Publisher: London Publishing Partnership
ISBN: 1907994866
Category : Social Science
Languages : en
Pages : 172
Book Description
What are drug courts? Do they work? Why are they so popular? Should countries be expanding them or rolling them back? These are some of the questions this volume attempts to answer. Simultaneously popular and problematic, loved and loathed, drug courts have proven an enduring topic for discussion in international drug policy debates. Starting in Miami in the 1980s and being exported enthusiastically across the world, we now have a range of international case studies to re-examine their effectiveness. Whereas traditional debates tended towards binaries like “do they work?”, this volume attempts to unpick their export and implementation, contextualising their efficacy. Instead of a simple yes or no answer, the book provides key insights into the operation of drug courts in various parts of the world.

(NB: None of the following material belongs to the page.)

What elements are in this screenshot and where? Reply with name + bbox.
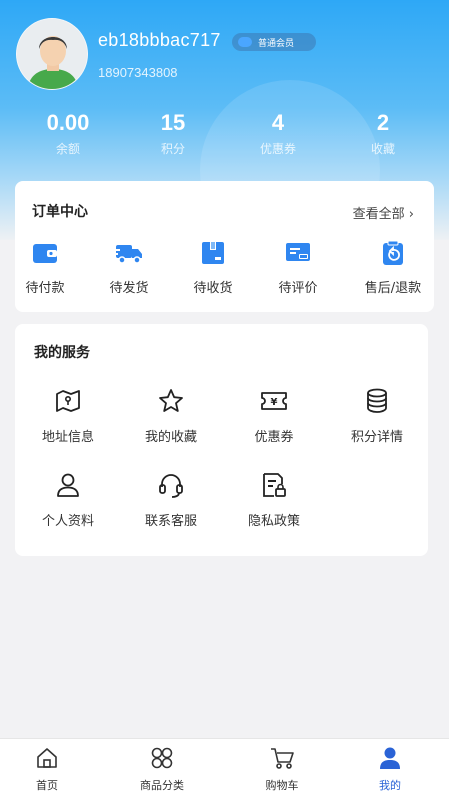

The case studies range from a relatively successful small-scale model in Australia, to the large and unwieldy business of drug courts in the US, to their failed scale-up in Brazil and the small and institutionally adrift models that have been tried in England, Scotland, Wales and Ireland. The book concludes that although drug courts can be made to work in very specific niche contexts, the singular focus on them as being close to a “silver bullet” obscures the real issues that societies must address, including (but not limited to) a more comprehensive and full-spectrum focus on diverting drug-involved individuals away from the criminal justice system.